Overall, the results suggest that online engagement with local businesses (as measured by Yelp review activity) is unevenly distributed across socioeconomic and demographic lines. Wealthier and predominantly White neighborhoods show higher activity levels, while poorer areas exhibit lower participation. These findings illustrate how digital traces of urban life can mirror and even amplify existing patterns of urban inequality.
This analysis reveals that digital engagement, as measured through Yelp coffee shop reviews, is far from evenly distributed across the Atlanta metropolitan area. While one might expect population size to drive online review activity, the data show otherwise review density is shaped more by income and demographic composition than by the sheer number of residents. Wealthier and predominantly White neighborhoods tend to exhibit greater Yelp activity, reflecting higher business visibility, consumer participation, and possibly greater access to digitally connected amenities.

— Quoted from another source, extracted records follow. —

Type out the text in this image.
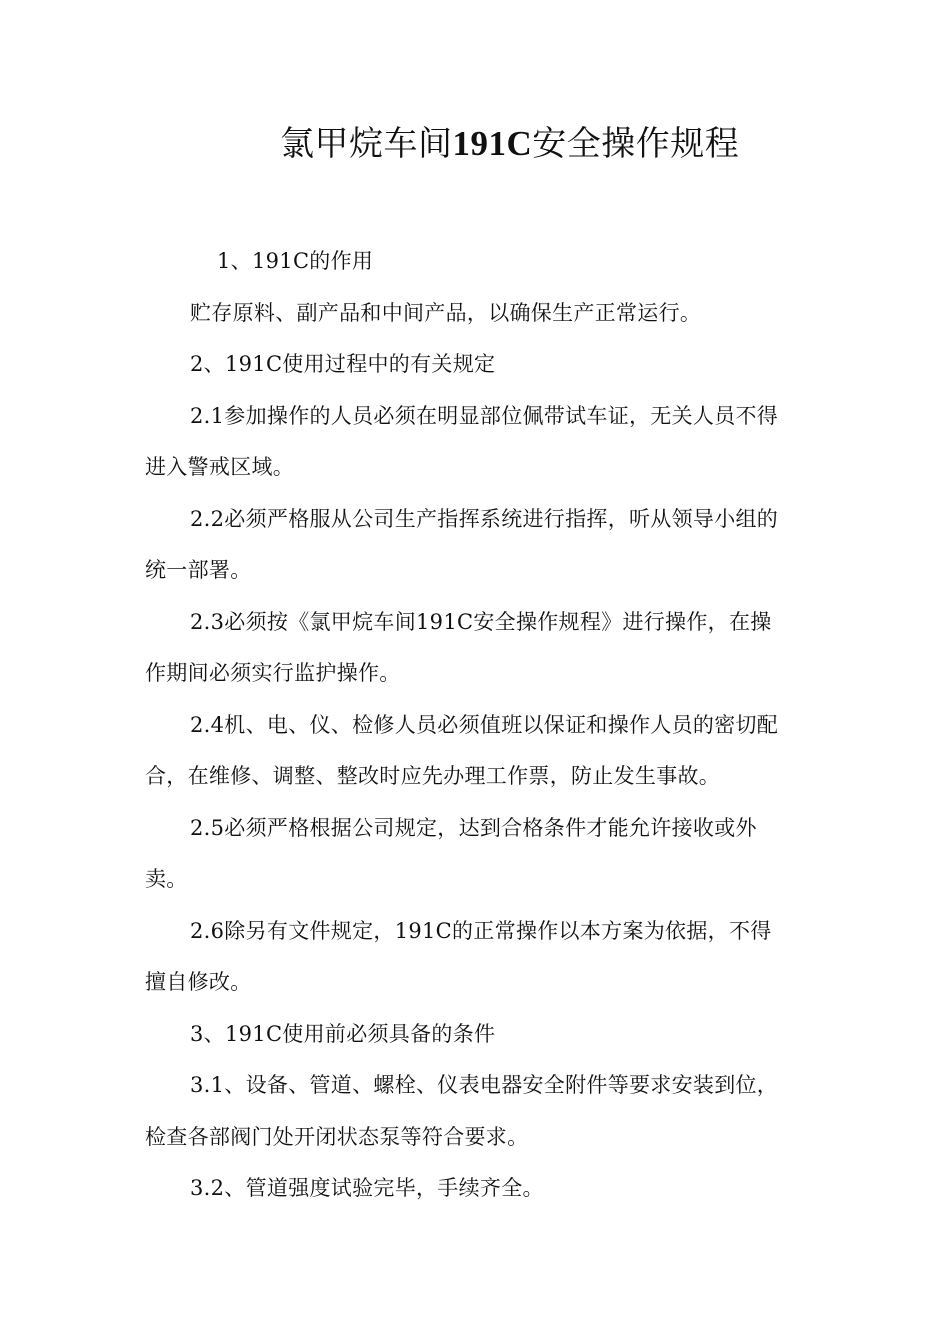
氯甲烷车间191C安全操作规程

1、191C的作用

贮存原料、副产品和中间产品，以确保生产正常运行。

2、191C使用过程中的有关规定

2.1参加操作的人员必须在明显部位佩带试车证，无关人员不得

进入警戒区域。

2.2必须严格服从公司生产指挥系统进行指挥，听从领导小组的

统一部署。

2.3必须按《氯甲烷车间191C安全操作规程》进行操作，在操

作期间必须实行监护操作。

2.4机、电、仪、检修人员必须值班以保证和操作人员的密切配

合，在维修、调整、整改时应先办理工作票，防止发生事故。

2.5必须严格根据公司规定，达到合格条件才能允许接收或外

卖。

2.6除另有文件规定，191C的正常操作以本方案为依据，不得

擅自修改。

3、191C使用前必须具备的条件

3.1、设备、管道、螺栓、仪表电器安全附件等要求安装到位，

检查各部阀门处开闭状态泵等符合要求。

3.2、管道强度试验完毕，手续齐全。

Conversely, tracts with higher poverty rates show markedly lower review counts, pointing to both economic and digital divides. The weak but consistent correlations between review activity and socioeconomic indicators underscore how online platforms can serve as proxies for offline inequalities. In essence, Yelp review patterns not only reflect but may reinforce the uneven geography of opportunity, visibility, and participation across urban neighborhoods.
In the broader urban analytics context, this study highlights the potential and the bias of using volunteered digital data as indicators of neighborhood vitality. It underscores the importance of combining such digital metrics with socioeconomic datasets to interpret them critically and equitably.